Regex Surprises: When gitleaks's Pattern Matching Breaks

Regular expressions with optional groups and alternative branches produce unexpected matches on edge case inputs, causing downstream failures.

The bottom line: Regular expressions with optional groups and alternative branches produce unexpected matches on edge case inputs, causing downstream failures..


The Problem

gitleaks/gitleaks issue #2121 exposes a subtle edge case in how None handles boundary conditions. The fix is only 1 line, but the pattern behind it applies across projects.

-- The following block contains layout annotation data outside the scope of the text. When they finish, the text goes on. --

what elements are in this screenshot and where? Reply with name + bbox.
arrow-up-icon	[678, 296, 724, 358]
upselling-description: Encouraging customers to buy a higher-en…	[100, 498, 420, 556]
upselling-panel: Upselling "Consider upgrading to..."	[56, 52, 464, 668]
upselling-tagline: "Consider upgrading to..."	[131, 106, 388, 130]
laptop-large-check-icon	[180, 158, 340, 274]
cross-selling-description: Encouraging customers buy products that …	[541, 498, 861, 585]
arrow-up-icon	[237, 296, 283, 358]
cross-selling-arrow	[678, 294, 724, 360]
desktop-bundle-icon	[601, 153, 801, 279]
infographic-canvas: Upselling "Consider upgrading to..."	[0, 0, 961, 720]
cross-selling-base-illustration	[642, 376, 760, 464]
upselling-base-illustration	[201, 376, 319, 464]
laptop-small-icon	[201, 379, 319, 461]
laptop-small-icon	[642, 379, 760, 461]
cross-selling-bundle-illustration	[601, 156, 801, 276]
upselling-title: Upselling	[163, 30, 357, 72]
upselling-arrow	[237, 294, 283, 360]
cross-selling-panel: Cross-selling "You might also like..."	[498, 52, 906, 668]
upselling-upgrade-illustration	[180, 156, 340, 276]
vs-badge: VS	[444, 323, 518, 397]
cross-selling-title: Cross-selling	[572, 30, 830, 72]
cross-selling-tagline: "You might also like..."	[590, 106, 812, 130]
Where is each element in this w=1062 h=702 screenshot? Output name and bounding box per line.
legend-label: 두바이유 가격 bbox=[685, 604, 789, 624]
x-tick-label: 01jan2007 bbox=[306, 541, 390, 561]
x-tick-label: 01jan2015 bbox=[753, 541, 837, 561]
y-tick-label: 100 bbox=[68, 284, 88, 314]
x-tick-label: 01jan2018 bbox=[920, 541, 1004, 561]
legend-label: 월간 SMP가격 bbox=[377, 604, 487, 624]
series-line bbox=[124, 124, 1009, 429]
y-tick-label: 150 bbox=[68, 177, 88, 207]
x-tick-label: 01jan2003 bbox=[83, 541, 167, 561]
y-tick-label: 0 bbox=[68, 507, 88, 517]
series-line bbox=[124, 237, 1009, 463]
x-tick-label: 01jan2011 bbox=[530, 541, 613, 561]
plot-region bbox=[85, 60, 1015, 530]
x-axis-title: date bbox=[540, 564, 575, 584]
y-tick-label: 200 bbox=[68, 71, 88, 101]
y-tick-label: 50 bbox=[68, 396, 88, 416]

PR: https://github.com/gitleaks/gitleaks/pull/2163

Status: Submitted (awaiting review)

Regular expressions with optional groups and alternatives behave unexpectedly when input matches multiple branches. The regex engine backtracks and may match unintended branches.

import re

# Edge case: optional group matches differently than expected
pattern = r'(foo)?(bar)?'
# Matches 'foobar', 'foo', 'bar', AND empty string!
result = re.match(pattern, '')  # Matches: both groups omitted

Key Takeaway

Always test regex against empty and minimal inputs. Optional groups make the seemingly-mandatory actually optional.


Discovered while fixing gitleaks/gitleaks#2121. View the fix post for the specific diff.